= Hjalmar Bergström (writer) =

Danish writer and educator

Hjalmar Bergström, sometimes given as Hjalmar Bergstrøm, (1 August 1868 – 28 March 1914) was a Danish writer and educator. His output included short stories, novels, and plays.

==Life and career==
Born in Copenhagen, Bergström began his professional life as a teacher at the Niels Brock Copenhagen Business College after completing his university studies in 1893. He remained in that post until 1905 when he decided to leave teaching in order devote himself entirely to writing.

Bergström's first work was a volume of short stories entitled Vendepunkter (English: Vicissitudes) which was published in 1894 while he was still working as a teacher. This was followed by a second volume of short stories Brogede Billeder (English: Various Sketches) in 1897. Other works soon followed, including the novels Brandte Skibe (1898, English: Burnt Ships) and Der Kong David blev gammel (1900, King David Has Grown Old).

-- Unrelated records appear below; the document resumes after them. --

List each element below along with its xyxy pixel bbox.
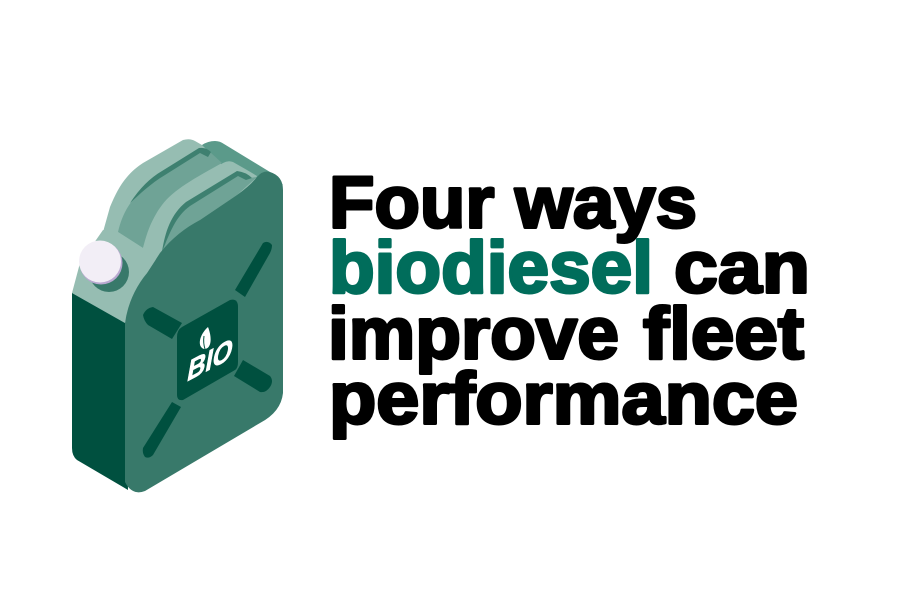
- title line 1: Four ways: [329, 162, 697, 244]
- title line 3: fleet: fleet: [643, 294, 804, 374]
- can front handle band: [143, 161, 257, 262]
- can shoulder: [72, 230, 160, 323]
- stamp: upper right: [235, 242, 272, 297]
- title line 4: performance: [329, 358, 798, 440]
- title: [328, 162, 810, 440]
- can rear body: [170, 141, 283, 240]
- cap neck: [89, 252, 129, 292]
- icon: biodiesel jerry can: [72, 139, 283, 492]
- can rear handle gap: [130, 148, 211, 203]
- center label plate: [177, 300, 238, 400]
- stamp: lower right: [234, 360, 272, 392]
- stamp: upper left: [143, 307, 182, 339]
- can front face: [125, 172, 283, 492]
- stamp: lower left: [143, 402, 181, 458]
- title line 2: highlighted word: biodiesel: [329, 228, 653, 308]
- can recessed stamps: [143, 242, 272, 458]
- can front handle opening: [162, 172, 257, 252]
- leaf icon: [200, 327, 211, 349]
- BIO label: BIO: [185, 331, 236, 389]
- title line 2: can: can: [674, 228, 810, 308]
- cap: [79, 240, 121, 282]
- can left side: [72, 293, 128, 490]
- title line 3: improve: improve: [328, 294, 619, 374]
- can rear handle opening: [118, 150, 222, 248]
- cap shadow rim: [80, 242, 122, 284]
- can front handle gap: [162, 171, 252, 252]
- can rear handle band: [103, 139, 222, 270]
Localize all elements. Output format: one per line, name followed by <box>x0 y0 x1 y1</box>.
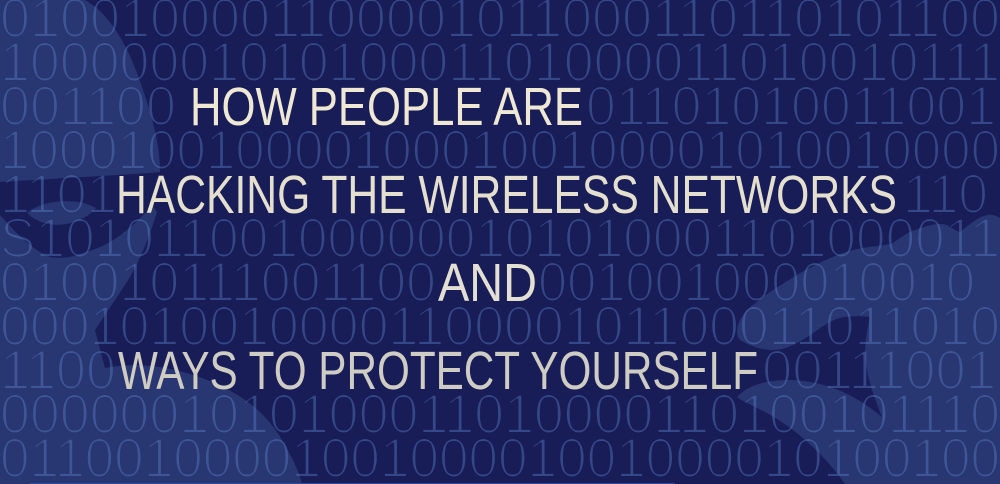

After this Bergström devoted himself to working as a playwright with his first successful play being Idas Bryllup in 1901. This was followed by the plays Møntergade 39 (1903), Langaard & Co. (1905), Karen Bornemann (1907), and Det gyldne Skind (1908); the latter of which was extremely successful. His 1912 play Vejen til Gud was barred from the stage by the government censors. His play Karen Bornemann was translated into English by Edwin Bjorkman and was staged at the Greenwich Village Theatre in New York in 1918 with Fania Marinoff in the title role.

In the years 1905-1907 Bergstrøm spent most of his time in the cities of Rome and Paris. He died in Copenhagen on March 28, 1914.